Bit arithmetic on Unicode characters?

Fri Oct 7 11:06:31 CDT 2016

Richard Wordingham wrote:

> Yes, it's a trade-off. The application I had in mind is converting
> between mathematical letter variants and their 'plain' forms.

Long-time list members might remember a Windows utility I wrote to
convert between normal Unicode text and Mathematical Alphanumeric
Symbols. Andrew West (of BabelPad fame) has a similar, web-based app
that also supports things like small caps and superscript.

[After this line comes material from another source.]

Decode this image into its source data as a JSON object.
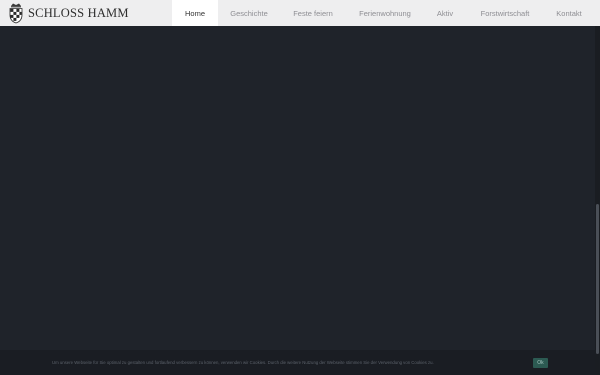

Both of these use lookup tables to do the conversions, and use
algorithms only for very broad-based operations, like distinguishing the
Latin-letter range in the MAS block from the Greek letters and the
digits. There's no practical value in implementing conversions like this
algorithmically. Maybe if there were one or two exceptions in the MAS
range instead of two dozen, it might be different.

> Perhaps there is just enough information in the UCD to allow
> exhaustive, automated tests.

I can't find anything in the UCD that distinguishes one "font variant"
from another (UnicodeData.txt shown as an example):

1D400;MATHEMATICAL BOLD CAPITAL A;Lu;0;L;<font> 0041;;;;N;;;;;
1D434;MATHEMATICAL ITALIC CAPITAL A;Lu;0;L;<font> 0041;;;;N;;;;;
1D468;MATHEMATICAL BOLD ITALIC CAPITAL A;Lu;0;L;<font> 0041;;;;N;;;;;
1D49C;MATHEMATICAL SCRIPT CAPITAL A;Lu;0;L;<font> 0041;;;;N;;;;;
1D4D0;MATHEMATICAL BOLD SCRIPT CAPITAL A;Lu;0;L;<font> 0041;;;;N;;;;;
1D504;MATHEMATICAL FRAKTUR CAPITAL A;Lu;0;L;<font> 0041;;;;N;;;;;
1D538;MATHEMATICAL DOUBLE-STRUCK CAPITAL A;Lu;0;L;<font> 0041;;;;N;;;;;
1D56C;MATHEMATICAL BOLD FRAKTUR CAPITAL A;Lu;0;L;<font> 0041;;;;N;;;;;
1D5A0;MATHEMATICAL SANS-SERIF CAPITAL A;Lu;0;L;<font> 0041;;;;N;;;;;
1D5D4;MATHEMATICAL SANS-SERIF BOLD CAPITAL A;Lu;0;L;<font>
0041;;;;N;;;;;
1D608;MATHEMATICAL SANS-SERIF ITALIC CAPITAL A;Lu;0;L;<font>
0041;;;;N;;;;;
1D63C;MATHEMATICAL SANS-SERIF BOLD ITALIC CAPITAL A;Lu;0;L;<font>
0041;;;;N;;;;;
1D670;MATHEMATICAL MONOSPACE CAPITAL A;Lu;0;L;<font> 0041;;;;N;;;;;

And that's probably as it should be, because UTC never intended MAS to
be readily transformed to and from "plain" characters. They're supposed
to be used for mathematical expressions in which styled letters have
special meaning. (My utility, and I'm sure Andrew's, were written
entirely tongue-in-cheek.)

> My email client found a font to render U+1D547 as the unwary
> would expect, i.e. using a glyph suitable for ℙ U+2119 DOUBLE-STRUCK
> CAPITAL P. I was surprised when I first saw those gaps; I would have
> expected characters with appropriate singleton decompositions to protect
> the unwary. (The idea might have come up at the time of encoding, and
> been dismissed with reasons.)

Unifying identical characters with identical meanings, rather than
creating pointless duplicates, was a major design tenet of Unicode.

> I don't know whether the font's misrendering is an accident or is
> deliberate partial protection of the victims of bad character code
> selection.

Either way, it's a bug. Users who try to render an unassigned code point
should not be "protected" by showing them a glyph that the font designer
thought should be there. They should be shown a .notdef glyph so they
know something is wrong.

--
Doug Ewell | Thornton, CO, US | ewellic.org